#35 — Holy Motors (Leos Carax, 2012)
It takes a peculiar skill to make a movie that’s utterly bonkers and yet marvelously lucid, simultaneously reckless and tightly controlled. French director Leos Carax went a long time between films before Holy Motors, with more than ten years absent from the cinema. At times, it seemed as though every last inkling he had during that spell is poured into the feature, and Carax does acknowledge he drew from aborted works. Logic is superseded by ambition. Consistently is cast aside in favor of grand invention. Why hone a narrative when it it far more enjoyable to render pure possibility?
It’s an abuse of language to say Holy Motors has a plot, but it does have a through line. There is a man named Oscar (Dennis Lavant) and he rides in a limousine, driven by Céline (Édith Scob). Oscar is going to work, and his job is shifting identity. He dons wigs and makeup and ventures back out into the city, perhaps orchestrating a kidnapping or pretending to die or maybe just pumping an accordion to lead an ad hoc band in a musical performance. If the shifts don’t fully track within the context of world Carax constructs, the journey of Oscar makes sense in the extended metaphor laid out. Oscar is an actor, moving from one performance to the next, as signaled by the opening sequence that finds a man (Carax gives himself the cameo role) awaking and entering, as if by magic, a movie theater. The whole world is cinema, cinema is the whole world, and storytelling is the lifeblood of it all.
Carax’s uncommon visual styling is perhaps the element that most distinguishes Holy Motors from other films that employ metafictional tomfoolery and allegorical sleight of hand to celebrate the cinematic arts.

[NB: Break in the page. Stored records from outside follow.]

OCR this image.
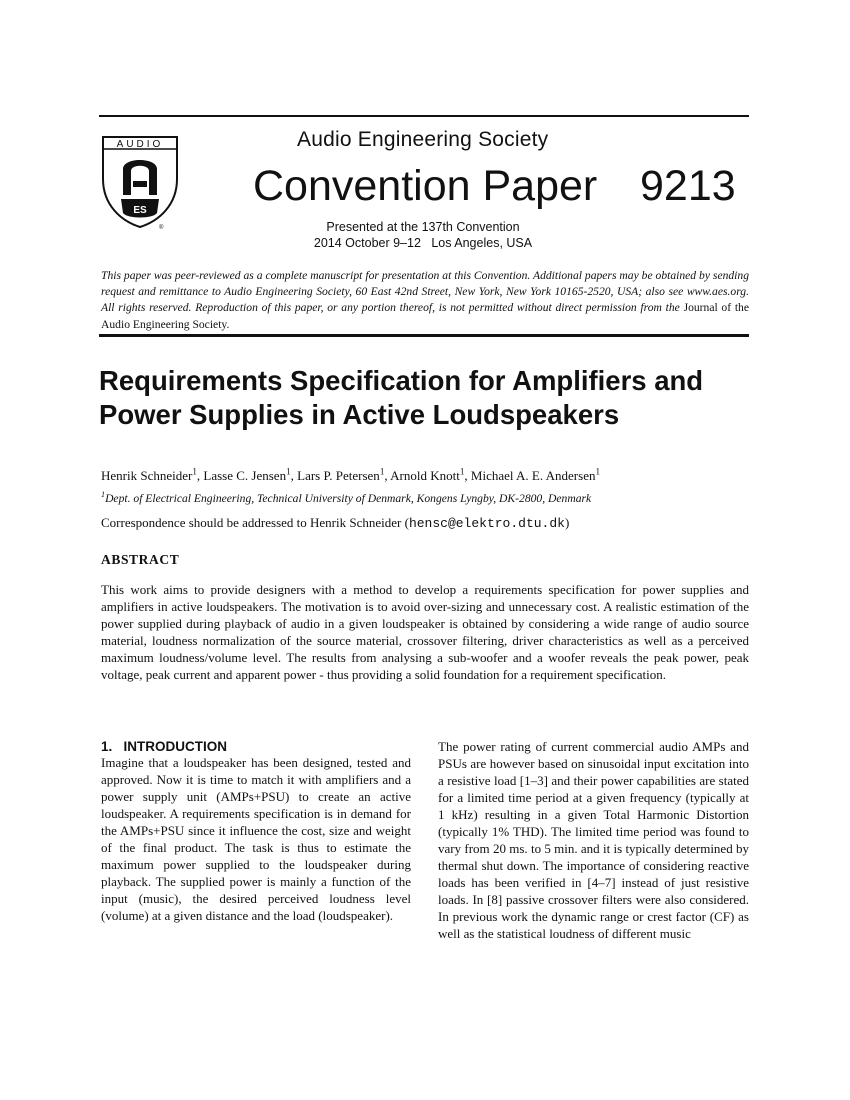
AUDIO
ES
®
Audio Engineering Society
Convention Paper 9213
Presented at the 137th Convention
2014 October 9–12   Los Angeles, USA
This paper was peer-reviewed as a complete manuscript for presentation at this Convention. Additional papers may be obtained by sending request and remittance to Audio Engineering Society, 60 East 42nd Street, New York, New York 10165-2520, USA; also see www.aes.org. All rights reserved. Reproduction of this paper, or any portion thereof, is not permitted without direct permission from the Journal of the Audio Engineering Society.
Requirements Specification for Amplifiers and Power Supplies in Active Loudspeakers
Henrik Schneider$^1$, Lasse C. Jensen$^1$, Lars P. Petersen$^1$, Arnold Knott$^1$, Michael A. E. Andersen$^1$
$^1$Dept. of Electrical Engineering, Technical University of Denmark, Kongens Lyngby, DK-2800, Denmark
Correspondence should be addressed to Henrik Schneider (hensc@elektro.dtu.dk)
ABSTRACT
This work aims to provide designers with a method to develop a requirements specification for power supplies and amplifiers in active loudspeakers. The motivation is to avoid over-sizing and unnecessary cost. A realistic estimation of the power supplied during playback of audio in a given loudspeaker is obtained by considering a wide range of audio source material, loudness normalization of the source material, crossover filtering, driver characteristics as well as a perceived maximum loudness/volume level. The results from analysing a sub-woofer and a woofer reveals the peak power, peak voltage, peak current and apparent power - thus providing a solid foundation for a requirement specification.
1.   INTRODUCTION
Imagine that a loudspeaker has been designed, tested and approved. Now it is time to match it with amplifiers and a power supply unit (AMPs+PSU) to create an active loudspeaker. A requirements specification is in demand for the AMPs+PSU since it influence the cost, size and weight of the final product. The task is thus to estimate the maximum power supplied to the loudspeaker during playback. The supplied power is mainly a function of the input (music), the desired perceived loudness level (volume) at a given distance and the load (loudspeaker).
The power rating of current commercial audio AMPs and PSUs are however based on sinusoidal input excitation into a resistive load [1–3] and their power capabilities are stated for a limited time period at a given frequency (typically at 1 kHz) resulting in a given Total Harmonic Distortion (typically 1% THD). The limited time period was found to vary from 20 ms. to 5 min. and it is typically determined by thermal shut down. The importance of considering reactive loads has been verified in [4–7] instead of just resistive loads. In [8] passive crossover filters were also considered. In previous work the dynamic range or crest factor (CF) as well as the statistical loudness of different music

The screen is alive with creativity, Carax seemingly bending light and color to his inexhaustible imagination. And yet the flourishes never feel indulgent. Somehow Carax makes every bold choice an organically sound realization of what has come before it. It is not a film without rules, but instead one that takes the rules and rewrites them to make them better, a more proper representation of the wide boundaries afforded by the medium. Despite its rambunctious inner spirit, Holy Motors doesn’t demolish. It fortifies.